The Arizona National Livestock Show Ranch Histories mainly has stories of the men and women who had cattle in Arizona but once in awhile there are stories about some of them having sheep and sometimes both sheep and cattle. (there are 36 volumes in this and I am slowly making my way through them. More sheep stories will be written as the sheep ranchers stories are told in these volumes).
Once such person who had first sheep than cattle and then seemed to have both was John Fuller who bought H. S. Bly sheep outfit with Mr. Pollock in 1911. Bly’s sheep and now Fuller-Pollock were located south of Winslow. They wintered around Jack’s Canyon and had a camp west of Sunset Mountain which today is off of Hwy 87 which takes you to Winslow. They didn’t keep the sheep long but sold and the permit for grazing sheep was turned to one to run cattle. In 1913, Fuller bought the sheep outfit of Harry Melburn which had his sheep in the area of Canyon Diablo and also bought Dick Hart’s sheep which were on the range south of East Clear Creek. The sheep were wintered on the range north of the forest boundary and East Sunset Mountain and East Clear Creek. This is all near Hwy 87. Fuller also owned Moqui Ranch. In 1916 a terrible snowstorm meant the loss of many sheep and cattle. He sold the ranch, sheep and some of the cattle to Mr. Pollock.

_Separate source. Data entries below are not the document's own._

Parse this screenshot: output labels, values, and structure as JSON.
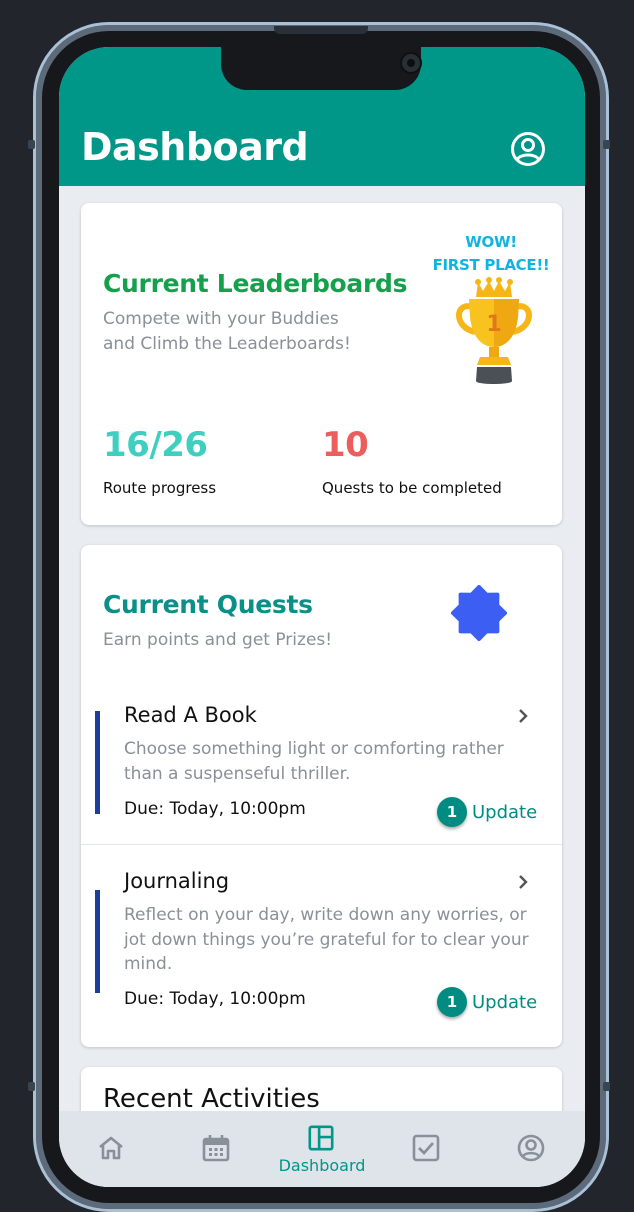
{
  "header": {
    "title": "Dashboard",
    "profile_icon": "account-circle-icon"
  },
  "leaderboard_card": {
    "title": "Current Leaderboards",
    "subtitle_line1": "Compete with your Buddies",
    "subtitle_line2": "and Climb the Leaderboards!",
    "trophy_text_line1": "WOW!",
    "trophy_text_line2": "FIRST PLACE!!",
    "trophy_rank": "1",
    "stats": [
      {
        "value": "16/26",
        "label": "Route progress",
        "color": "#3fcfc0"
      },
      {
        "value": "10",
        "label": "Quests to be completed",
        "color": "#ec5d5d"
      }
    ]
  },
  "quests_card": {
    "title": "Current Quests",
    "subtitle": "Earn points and get Prizes!",
    "badge_icon": "badge-icon",
    "badge_color": "#3c5ef2",
    "quests": [
      {
        "title": "Read A Book",
        "description": "Choose something light or comforting rather than a suspenseful thriller.",
        "due": "Due: Today, 10:00pm",
        "update_count": "1",
        "update_label": "Update"
      },
      {
        "title": "Journaling",
        "description": "Reflect on your day, write down any worries, or jot down things you’re grateful for to clear your mind.",
        "due": "Due: Today, 10:00pm",
        "update_count": "1",
        "update_label": "Update"
      }
    ]
  },
  "recent_card": {
    "title": "Recent Activities"
  },
  "bottom_nav": {
    "items": [
      {
        "icon": "home-icon",
        "label": ""
      },
      {
        "icon": "calendar-icon",
        "label": ""
      },
      {
        "icon": "dashboard-icon",
        "label": "Dashboard",
        "active": true
      },
      {
        "icon": "checkbox-icon",
        "label": ""
      },
      {
        "icon": "account-circle-icon",
        "label": ""
      }
    ]
  },
  "colors": {
    "primary": "#009688",
    "title_green": "#14a04c",
    "quest_title": "#0b8f86",
    "nav_inactive": "#8a9097"
  }
}
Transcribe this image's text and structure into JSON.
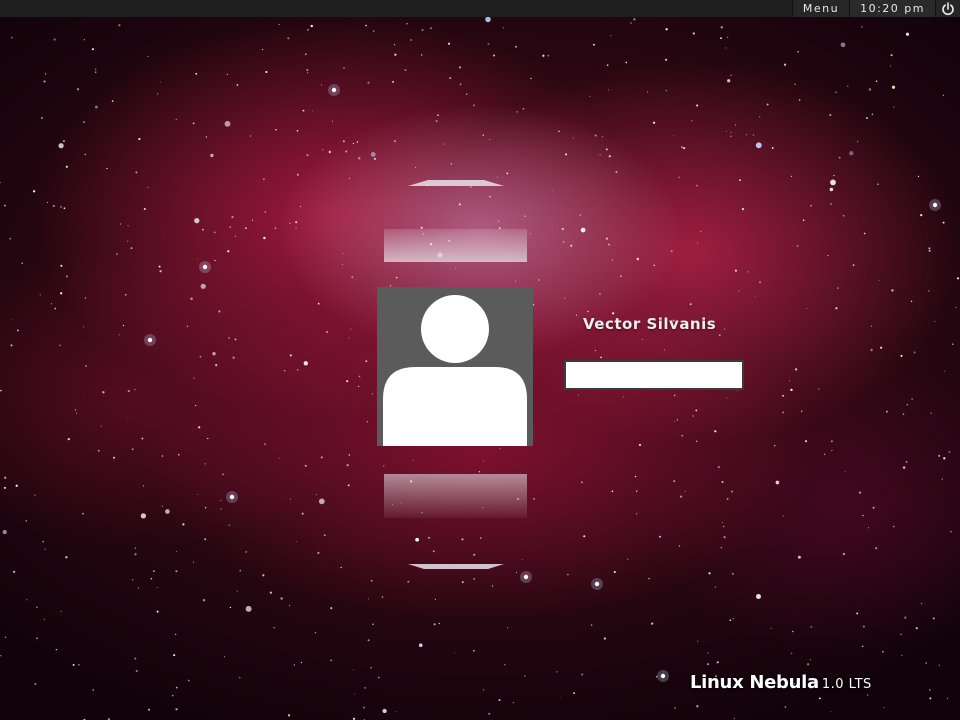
{
  "panel": {
    "menu_label": "Menu",
    "clock": "10:20 pm",
    "power_icon": "power-icon"
  },
  "greeter": {
    "user_name": "Vector Silvanis",
    "avatar_icon": "user-silhouette-icon",
    "password_value": "",
    "prev_user_icon": "chevron-up-icon",
    "next_user_icon": "chevron-down-icon"
  },
  "branding": {
    "distro_name": "Linux Nebula",
    "version": "1.0 LTS"
  },
  "colors": {
    "panel_background": "#1e1e1e",
    "avatar_background": "#5b5b5b",
    "nebula_red": "#b8204f",
    "text": "#ffffff"
  }
}
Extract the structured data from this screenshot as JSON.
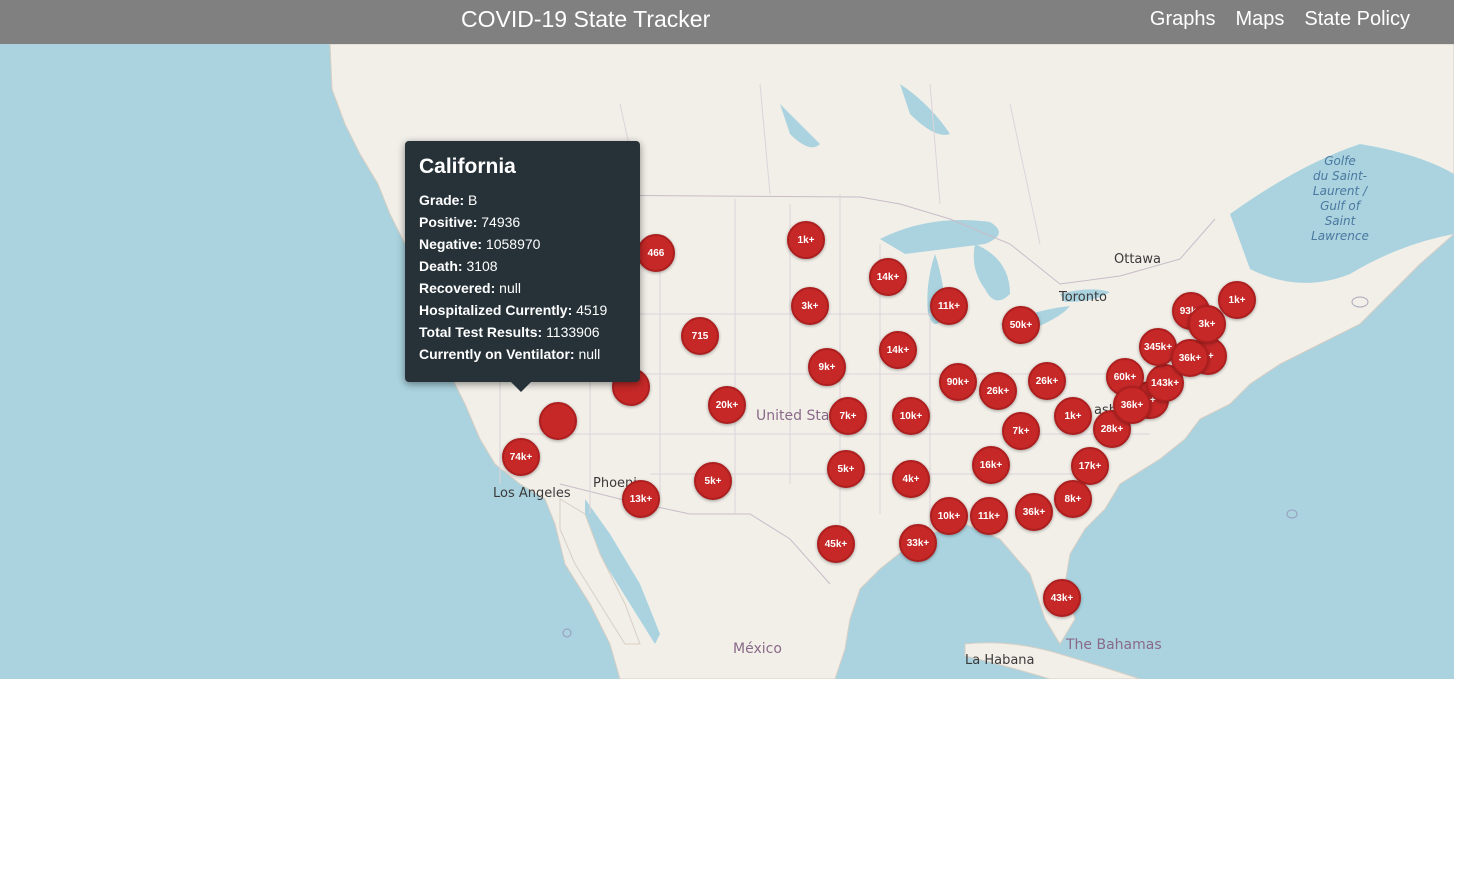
{
  "header": {
    "title": "COVID-19 State Tracker",
    "nav": [
      "Graphs",
      "Maps",
      "State Policy"
    ]
  },
  "map": {
    "water_color": "#aad3df",
    "land_color": "#f2efe9",
    "marker_color": "#c62828",
    "labels": {
      "ottawa": "Ottawa",
      "toronto": "Toronto",
      "los_angeles": "Los Angeles",
      "phoenix": "Phoeni",
      "united_states": "United Sta",
      "mexico": "México",
      "la_habana": "La Habana",
      "bahamas": "The Bahamas",
      "washington": "ash",
      "gulf_line1": "Golfe",
      "gulf_line2": "du Saint-",
      "gulf_line3": "Laurent /",
      "gulf_line4": "Gulf of",
      "gulf_line5": "Saint",
      "gulf_line6": "Lawrence"
    },
    "markers": [
      {
        "label": "466"
      },
      {
        "label": "1k+"
      },
      {
        "label": "14k+"
      },
      {
        "label": "3k+"
      },
      {
        "label": "11k+"
      },
      {
        "label": "715"
      },
      {
        "label": "50k+"
      },
      {
        "label": "14k+"
      },
      {
        "label": "9k+"
      },
      {
        "label": "90k+"
      },
      {
        "label": "26k+"
      },
      {
        "label": "26k+"
      },
      {
        "label": "20k+"
      },
      {
        "label": "7k+"
      },
      {
        "label": "10k+"
      },
      {
        "label": "1k+"
      },
      {
        "label": "7k+"
      },
      {
        "label": "74k+"
      },
      {
        "label": "16k+"
      },
      {
        "label": "5k+"
      },
      {
        "label": "4k+"
      },
      {
        "label": "17k+"
      },
      {
        "label": "5k+"
      },
      {
        "label": "13k+"
      },
      {
        "label": "8k+"
      },
      {
        "label": "10k+"
      },
      {
        "label": "11k+"
      },
      {
        "label": "36k+"
      },
      {
        "label": "45k+"
      },
      {
        "label": "33k+"
      },
      {
        "label": "43k+"
      },
      {
        "label": "28k+"
      },
      {
        "label": "60k+"
      },
      {
        "label": "36k+"
      },
      {
        "label": "143k+"
      },
      {
        "label": "345k+"
      },
      {
        "label": "36k+"
      },
      {
        "label": "93k+"
      },
      {
        "label": "3k+"
      },
      {
        "label": "1k+"
      },
      {
        "label": "k+"
      },
      {
        "label": "k+"
      },
      {
        "label": ""
      },
      {
        "label": ""
      }
    ]
  },
  "popup": {
    "state": "California",
    "rows": [
      {
        "key": "Grade:",
        "value": "B"
      },
      {
        "key": "Positive:",
        "value": "74936"
      },
      {
        "key": "Negative:",
        "value": "1058970"
      },
      {
        "key": "Death:",
        "value": "3108"
      },
      {
        "key": "Recovered:",
        "value": "null"
      },
      {
        "key": "Hospitalized Currently:",
        "value": "4519"
      },
      {
        "key": "Total Test Results:",
        "value": "1133906"
      },
      {
        "key": "Currently on Ventilator:",
        "value": "null"
      }
    ]
  }
}
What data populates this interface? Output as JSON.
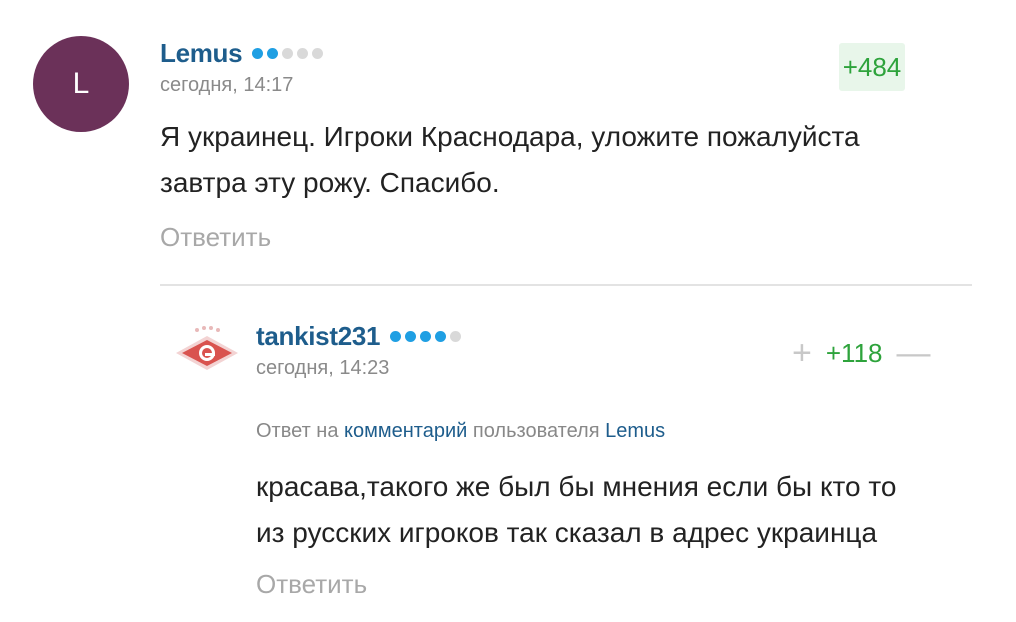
{
  "comment1": {
    "avatar_letter": "L",
    "username": "Lemus",
    "rating_dots": [
      true,
      true,
      false,
      false,
      false
    ],
    "timestamp": "сегодня, 14:17",
    "score": "+484",
    "text_line1": "Я украинец. Игроки Краснодара, уложите пожалуйста",
    "text_line2": "завтра эту рожу. Спасибо.",
    "reply_label": "Ответить"
  },
  "comment2": {
    "avatar_icon": "spartak-logo-icon",
    "username": "tankist231",
    "rating_dots": [
      true,
      true,
      true,
      true,
      false
    ],
    "timestamp": "сегодня, 14:23",
    "vote_plus": "+",
    "score": "+118",
    "vote_minus": "—",
    "reply_prefix": "Ответ на",
    "reply_comment_link": "комментарий",
    "reply_middle": "пользователя",
    "reply_user_link": "Lemus",
    "text_line1": "красава,такого же был бы мнения если бы кто то",
    "text_line2": "из русских игроков так сказал в адрес украинца",
    "reply_label": "Ответить"
  },
  "colors": {
    "username": "#1e5d8c",
    "score_positive": "#2ea33c",
    "avatar_bg": "#6b3159",
    "dot_active": "#1f9fe3"
  }
}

Chevelon Creek runs through the old sheep headquarters of the Ohaco Sheep Company, Ltd. which I have previously written about. Clear Creek is clearly marked. Lower Tillman was the area that Fermin Echeverria ran sheep. Canyon Diablo on this map shows it to be north of I-40 but there was also one south of the interstate and may have been a continuation of the canyon. I am not sure. North of the area marked Cottonwood Wash and bordering the Navajo Nation, Aja had their ranch. This area is all the Mogollon Plateau and as the darker area appears on the map, this would be the area below the Mogollon Rim. Sunset Mountain would be most likely above where Clear Creek is marked. I will update as I track down a better map, but this will give those readers not familiar with Arizona a general idea of where the sheep were run. I might add at this point that the Mogollon Rim was also the border of where sheep were allowed, north of it, and where cattle were allowed, anywhere. For more on sheep-cattle conflicts there are many internet sources to learn about this somewhat misnamed feud.